On Wednesday, OpenAI just announced the lifting of the ban on ChatGPT’s multi-modal capabilities. Now, as soon as it goes online, netizens instantly go crazy. Next, let’s take a look at how strong ChatGPT’s image recognition capabilities are.

01

Take a photo and upload it, and the code will be generated instantly

A netizen recorded a video and uploaded a whiteboard picture during a meeting, and then asked ChatGPT to write the code.


Also, you can upload a hand-drawn sketch and ask ChatGPT to create a web page in HTML.


Whoosh whoosh, the code came out every minute.

This is simply the multi-modal capability demonstrated by Greg Brockman when GPT-4 was just released this year.


For another example, take a photo of your todolist notebook.


Then let GPT-4 make a PythonTkinterGUI, and then it was implemented...


02

Ancient scroll manuscripts, translated at a glance

Here is another manuscript drawing from the 17th century alchemist Robert Boyle. Can GPT-4 read it?


This is a piece of cake for it.


In e.g. "Catalan Medicinal Manual on Medicinal Mummies".


ChatGPT can also transcribe and translate.


Benjamin Breen, associate professor of history at UCSC, said,

This will have a significant impact on historians. Imagine a custom multi-modal GPT-4 trained on a specific set of manuscripts. It can not only transcribe, but also translate and classify. (It is this, writing without LLM, that is a big deal in my opinion).


03

The chart summary is also very good 6

You can also command GPT-4 to extract data based on the chart.


Python code can then be created to replicate the chart and make it more chart-like.


Then throw the stock trend chart to it, and it can also analyze and summarize the characteristics.


04

Reading pictures "has a superior IQ"

Give GPT-4 an abstract picture.

It can actually accurately identify the metaphor of "the importance of communication" that these four pictures want to express. This is outrageous.


GPT-4V can even read doctors' handwriting.



Some Japanese netizens directly used Sun Wukong from "Dragon Ball" to take the ChatGPT test.


There are also various "are you human" verification codes.


Upload a piece of your own work, and GPT-4 can also give you suggestions for improvement.


Some netizens discovered that GPT-4V gave the correct answer to this question in the kosmos-1 paper, but there was an error in the reasoning process.


With this feature, children no longer have to do homework.


05

Netizens’ big summary

In addition to the above experience, some netizens wrote a long article introducing their own test of GPT-4V.


Test one:Visual Q&A

Give me an emoticon and see how well GPT-4V understands it?


GPT-4V successfully explains why it is interesting and mentions the individual components of the picture and how they are connected.

It is worth noting that GPT-4V is able to read and respond to the bracketed comments provided.

Still, GPT-4V made a mistake, labeling it "NVIDIABURGER" instead of "GPU."

Then, test it again with a coin, a photo of an American penny. GPT-4V is able to successfully identify the coin's origin and denomination.


But if it's a picture of multiple coins and asking GPT-4V, how much money do I have?

At this point, it can only identify the number of coins, but not the currency type.


Test 2: OCR recognition

Capture text images from web pages and upload them. GPT-4V can read the content very well.


Test 3: Math OCR

Mathematical OCR is a special form of optical character recognition that targets mathematical equations.

A netizen asked GPT-4V a mathematical problem and presented it in the form of a screenshot of the document.

This problem involves calculating the length of a zipper line given 2 angles, with the prompt "solve it" on the image.



The model identifies problems that can be solved using trigonometry, identifies the functions to be used, and provides a step-by-step walkthrough of how to solve the problem. GPT-4V then provides the correct answer to the question.
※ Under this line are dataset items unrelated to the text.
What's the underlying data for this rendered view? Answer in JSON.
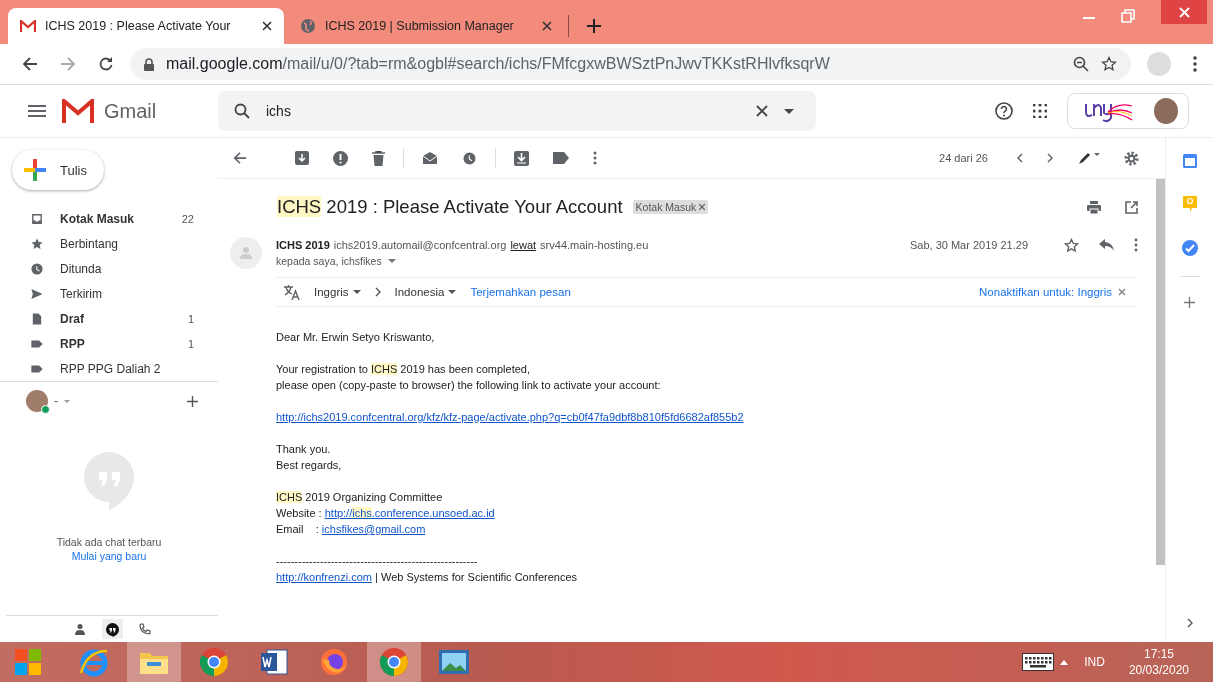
{
  "browser": {
    "tabs": [
      {
        "title": "ICHS 2019 : Please Activate Your",
        "kind": "gmail",
        "selected": true
      },
      {
        "title": "ICHS 2019 | Submission Manager",
        "kind": "globe",
        "selected": false
      }
    ],
    "url": {
      "host": "mail.google.com",
      "path": "/mail/u/0/?tab=rm&ogbl#search/ichs/FMfcgxwBWSztPnJwvTKKstRHlvfksqrW"
    }
  },
  "gmail": {
    "brand": "Gmail",
    "search": {
      "value": "ichs"
    },
    "compose": "Tulis",
    "folders": [
      {
        "kind": "inbox",
        "label": "Kotak Masuk",
        "count": "22",
        "unread": true
      },
      {
        "kind": "starred",
        "label": "Berbintang",
        "unread": false
      },
      {
        "kind": "snoozed",
        "label": "Ditunda",
        "unread": false
      },
      {
        "kind": "sent",
        "label": "Terkirim",
        "unread": false
      },
      {
        "kind": "drafts",
        "label": "Draf",
        "count": "1",
        "unread": true
      },
      {
        "kind": "label",
        "label": "RPP",
        "count": "1",
        "unread": true
      },
      {
        "kind": "label",
        "label": "RPP PPG Daliah 2",
        "unread": false
      }
    ],
    "hangouts": {
      "user": "-",
      "empty": "Tidak ada chat terbaru",
      "start": "Mulai yang baru"
    },
    "counter": "24 dari 26",
    "message": {
      "subject": [
        {
          "text": "ICHS",
          "highlighted": true
        },
        {
          "text": " 2019 : Please Activate Your Account",
          "highlighted": false
        }
      ],
      "label": "Kotak Masuk",
      "sender": {
        "name": "ICHS 2019",
        "email": "ichs2019.automail@confcentral.org",
        "via": "lewat",
        "server": "srv44.main-hosting.eu"
      },
      "recipients": "kepada saya, ichsfikes",
      "date": "Sab, 30 Mar 2019 21.29",
      "translate": {
        "from": "Inggris",
        "to": "Indonesia",
        "action": "Terjemahkan pesan",
        "disable": "Nonaktifkan untuk: Inggris"
      },
      "body": [
        [
          [
            {
              "kind": "text",
              "text": "Dear Mr. Erwin Setyo Kriswanto,",
              "highlighted": false
            }
          ]
        ],
        [
          [
            {
              "kind": "text",
              "text": "Your registration to ",
              "highlighted": false
            },
            {
              "kind": "text",
              "text": "ICHS",
              "highlighted": true
            },
            {
              "kind": "text",
              "text": " 2019 has been completed,",
              "highlighted": false
            }
          ],
          [
            {
              "kind": "text",
              "text": "please open (copy-paste to browser) the following link to activate your account:",
              "highlighted": false
            }
          ]
        ],
        [
          [
            {
              "kind": "link",
              "segments": [
                {
                  "text": "http://ichs2019.confcentral.org/kfz/kfz-page/activate.php?q=cb0f47fa9dbf8b810f5fd6682af855b2",
                  "highlighted": false
                }
              ]
            }
          ]
        ],
        [
          [
            {
              "kind": "text",
              "text": "Thank you.",
              "highlighted": false
            }
          ],
          [
            {
              "kind": "text",
              "text": "Best regards,",
              "highlighted": false
            }
          ]
        ],
        [
          [
            {
              "kind": "text",
              "text": "ICHS",
              "highlighted": true
            },
            {
              "kind": "text",
              "text": " 2019 Organizing Committee",
              "highlighted": false
            }
          ],
          [
            {
              "kind": "text",
              "text": "Website : ",
              "highlighted": false
            },
            {
              "kind": "link",
              "segments": [
                {
                  "text": "http://",
                  "highlighted": false
                },
                {
                  "text": "ichs",
                  "highlighted": true
                },
                {
                  "text": ".conference.unsoed.ac.id",
                  "highlighted": false
                }
              ]
            }
          ],
          [
            {
              "kind": "text",
              "text": "Email    : ",
              "highlighted": false
            },
            {
              "kind": "link",
              "segments": [
                {
                  "text": "ichsfikes@gmail.com",
                  "highlighted": false
                }
              ]
            }
          ]
        ],
        [
          [
            {
              "kind": "text",
              "text": "-------------------------------------------------------",
              "highlighted": false
            }
          ],
          [
            {
              "kind": "link",
              "segments": [
                {
                  "text": "http://konfrenzi.com",
                  "highlighted": false
                }
              ]
            },
            {
              "kind": "text",
              "text": " | Web Systems for Scientific Conferences",
              "highlighted": false
            }
          ]
        ]
      ]
    }
  },
  "taskbar": {
    "apps": [
      {
        "kind": "ie",
        "active": false
      },
      {
        "kind": "explorer",
        "active": true
      },
      {
        "kind": "chrome",
        "active": false
      },
      {
        "kind": "word",
        "active": false
      },
      {
        "kind": "firefox",
        "active": false
      },
      {
        "kind": "chrome",
        "active": true
      },
      {
        "kind": "photos",
        "active": false
      }
    ],
    "language": "IND",
    "time": "17:15",
    "date": "20/03/2020"
  }
}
Having said that, the GPT-4V system card states that the model may be missing mathematical symbols.

Different tests, including tests with equations or expressions written by hand on paper, may indicate a model's insufficient ability to answer math questions.

Test 4: Object Detection

Let GPT-4V detect a dog in an image and provide x_min, y_min, x_max, and y_max values ​​related to the dog's position. The bounding box coordinates returned by GPT-4V do not match the dog's position.


Although GPT-4V is very powerful at answering image questions, this model cannot replace fine-tuning object detection models when you want to know where an object is in the image.

Test 5: Verification code

GPT-4V was found to be able to recognize images containing verification codes, but often failed the test.

In an example of selecting traffic light grids, GPT-4V selected fewer grids containing traffic lights.


Test 6: Crossword Puzzles and Sudoku

In the Sudoku test, GPT-4V recognized the game but misunderstood the structure of the board and therefore returned inaccurate results.


By the way, the ChatGPT networking function is back.